Environmental issues are being paid more attention due to income growth, urban overcrowding, and population growth in Korea. Among the various environmental problems, odor damage is the one of the serious factors. To take example for food waste combination treatment in Su-young wastewater treatment plant in Busan, many complaints occurred because this plant locate around residential areas. The purpose of this work is not only to analyze odorous elements and their contributions but also to evaluate odor quotient (OQ), sum of odor quotient (SOQ), and treatment efficiency of bio-filter. The results of dilution sensory test of complex odor, grinder, leachate, hopper indicated higher order complex odors happen in July and August.
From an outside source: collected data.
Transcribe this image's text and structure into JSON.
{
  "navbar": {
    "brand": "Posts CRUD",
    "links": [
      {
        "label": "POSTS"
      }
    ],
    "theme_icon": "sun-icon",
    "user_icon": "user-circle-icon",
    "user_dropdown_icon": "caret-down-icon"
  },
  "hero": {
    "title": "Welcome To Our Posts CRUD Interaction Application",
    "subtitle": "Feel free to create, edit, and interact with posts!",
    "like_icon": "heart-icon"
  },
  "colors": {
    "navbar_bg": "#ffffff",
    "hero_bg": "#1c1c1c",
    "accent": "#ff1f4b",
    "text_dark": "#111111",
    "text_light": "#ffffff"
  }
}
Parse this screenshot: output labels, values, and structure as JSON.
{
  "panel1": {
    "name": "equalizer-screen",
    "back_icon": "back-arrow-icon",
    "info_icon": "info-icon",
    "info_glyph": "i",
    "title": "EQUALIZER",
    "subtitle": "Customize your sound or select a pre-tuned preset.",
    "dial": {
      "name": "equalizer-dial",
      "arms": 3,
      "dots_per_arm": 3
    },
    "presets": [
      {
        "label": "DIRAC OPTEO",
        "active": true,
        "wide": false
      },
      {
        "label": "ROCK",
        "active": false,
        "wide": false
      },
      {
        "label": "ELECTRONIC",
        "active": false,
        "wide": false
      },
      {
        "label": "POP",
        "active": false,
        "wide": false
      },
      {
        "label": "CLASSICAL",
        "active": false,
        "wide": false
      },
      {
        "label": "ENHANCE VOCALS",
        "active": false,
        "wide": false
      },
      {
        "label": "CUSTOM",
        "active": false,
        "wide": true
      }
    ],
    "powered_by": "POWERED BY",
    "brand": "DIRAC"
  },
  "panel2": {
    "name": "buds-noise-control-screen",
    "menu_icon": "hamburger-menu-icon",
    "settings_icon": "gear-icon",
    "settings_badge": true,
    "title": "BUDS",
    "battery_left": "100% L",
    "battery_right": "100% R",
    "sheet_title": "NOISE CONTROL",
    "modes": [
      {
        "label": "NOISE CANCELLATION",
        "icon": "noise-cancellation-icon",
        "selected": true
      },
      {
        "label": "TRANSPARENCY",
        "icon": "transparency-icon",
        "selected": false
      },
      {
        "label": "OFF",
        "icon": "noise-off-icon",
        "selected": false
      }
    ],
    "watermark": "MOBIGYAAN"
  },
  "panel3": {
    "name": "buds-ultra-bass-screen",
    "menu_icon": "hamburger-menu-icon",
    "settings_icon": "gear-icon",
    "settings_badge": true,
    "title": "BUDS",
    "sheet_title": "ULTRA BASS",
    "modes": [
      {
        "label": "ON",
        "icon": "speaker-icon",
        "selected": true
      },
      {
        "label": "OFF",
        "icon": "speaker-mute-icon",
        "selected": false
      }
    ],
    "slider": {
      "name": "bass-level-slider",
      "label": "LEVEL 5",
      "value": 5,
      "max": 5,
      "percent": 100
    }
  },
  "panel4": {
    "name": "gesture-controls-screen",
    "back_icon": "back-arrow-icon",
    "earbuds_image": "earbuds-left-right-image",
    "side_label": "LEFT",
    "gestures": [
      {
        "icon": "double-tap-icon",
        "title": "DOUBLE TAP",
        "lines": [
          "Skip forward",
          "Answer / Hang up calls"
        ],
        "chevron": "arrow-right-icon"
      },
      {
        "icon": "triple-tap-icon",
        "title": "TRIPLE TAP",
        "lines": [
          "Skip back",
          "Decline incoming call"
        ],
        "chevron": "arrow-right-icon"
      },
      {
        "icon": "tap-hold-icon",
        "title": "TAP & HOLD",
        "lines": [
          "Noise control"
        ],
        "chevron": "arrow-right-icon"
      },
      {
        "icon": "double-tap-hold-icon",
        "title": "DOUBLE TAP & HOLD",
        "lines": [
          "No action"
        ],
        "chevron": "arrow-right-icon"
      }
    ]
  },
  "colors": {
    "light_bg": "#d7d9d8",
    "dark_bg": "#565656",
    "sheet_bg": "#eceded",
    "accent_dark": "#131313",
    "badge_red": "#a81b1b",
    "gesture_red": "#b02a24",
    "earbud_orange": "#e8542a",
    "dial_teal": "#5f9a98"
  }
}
The main odorous elements consisted of hydrogen sulfide, ammonia, methly mercaptan and acetaldehyde, which were analyzed by instrumental detection method, and methyl mercaptan was exceeded over 3,571 times of threshold. In addition, result of contribution of odor was methyl mercaptan (49.95 to 59.08%), hydrogen sulfide (20.43 to 29.27%), trimethylamine (8.82 to 13.42%) and acetaldehyde (9.17 to 11.35%). Other facilities were compared with the contribution of the odor using OQ and SOQ during the process. Sulfur compounds, acetaldehyde, and trimethylamine are high contribution of odor using OQ as well as odor intensity of grinding process is highest. As a result, sulfur compounds (e.g., methyl mercaptan and hydrogen sulfide) are highest for OQ and SOQ of grinding process is highest as 7,067. The removal efficiency of deodorization equipment was more than 90.00% in ammonia and amines, but the average efficiency of sulfur compounds was 53.51%. Thus, this facility is more higher contribution of acetaldehyde and trimethylamine than other treatment facilities. And food waste treatment in environmental area needs to consider appropriate capacity and refers to other bio-filter operating conditions.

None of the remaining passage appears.